Atomistic description of plasmonic generation in alloys and core shell nanoparticles

Using the extended discrete interaction model we investigate the tunabilty of surface plasmon resonances in alloys and core-shell nanoparticles made from silver and gold in the small (1-15 nm) nanoscale regime where classical models based on the bulk dielectric constant may not apply. We show that the surface plasmon resonance of these alloys and core-shell particles to a large extent follow Vegard's law irrespective of the geometry of the nanoparticle. The evolution of the polarizability with size demonstrates a highly non-linear behaviour of the polarizability with the ratio of the constituents and geometry in alloys and core-shell nanoparticles, with the exception of the longitudinal surface plasmon resonance in nanorods and, partly, nanodisc alloys. We here show that the non-linear behaviour can be explained in terms of the difference in polarizability of the mixing constituents and local effects causing a quenching of the dipoles for geometries with a low aspect ratio. A thorough statistical investigation reveals that there is only a small dependence of the surface plasmon resonance on atomic arrangement and exact distribution in a nanoparticle and that the standard deviation decreases rapidly with the size of the nanoparticles.
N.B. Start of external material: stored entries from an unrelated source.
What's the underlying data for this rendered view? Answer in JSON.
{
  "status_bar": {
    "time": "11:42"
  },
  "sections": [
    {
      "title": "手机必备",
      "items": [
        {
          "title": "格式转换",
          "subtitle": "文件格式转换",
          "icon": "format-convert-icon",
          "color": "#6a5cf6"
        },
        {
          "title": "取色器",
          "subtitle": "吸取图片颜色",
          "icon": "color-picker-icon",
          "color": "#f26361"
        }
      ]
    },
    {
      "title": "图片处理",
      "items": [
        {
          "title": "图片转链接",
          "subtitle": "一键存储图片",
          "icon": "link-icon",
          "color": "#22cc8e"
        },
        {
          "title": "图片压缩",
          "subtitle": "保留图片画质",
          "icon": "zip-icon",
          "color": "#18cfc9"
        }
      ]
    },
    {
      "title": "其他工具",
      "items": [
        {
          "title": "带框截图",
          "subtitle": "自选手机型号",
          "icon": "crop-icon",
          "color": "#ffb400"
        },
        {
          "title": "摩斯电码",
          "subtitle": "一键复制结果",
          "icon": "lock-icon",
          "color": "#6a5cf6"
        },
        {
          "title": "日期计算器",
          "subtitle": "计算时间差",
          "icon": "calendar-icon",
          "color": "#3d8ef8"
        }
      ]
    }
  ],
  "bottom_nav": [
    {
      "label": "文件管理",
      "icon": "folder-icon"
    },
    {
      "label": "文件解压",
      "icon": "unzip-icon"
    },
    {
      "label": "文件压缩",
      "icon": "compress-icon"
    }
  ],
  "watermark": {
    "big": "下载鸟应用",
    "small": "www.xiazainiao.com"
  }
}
The physical ground for the random distribution algorithm for alloys in discrete interaction models is explained in detail and verified by a statistical analysis. For nanoparticles below 4 nm a sampling strategy is recommended. Using the ex-DIM we show and explain why the position of surface plasmon resonances of alloys follow Vegard's linear relationship with the ratio of the constituents and why the polarizability is non-linear with mixing ratio and geometry dependent.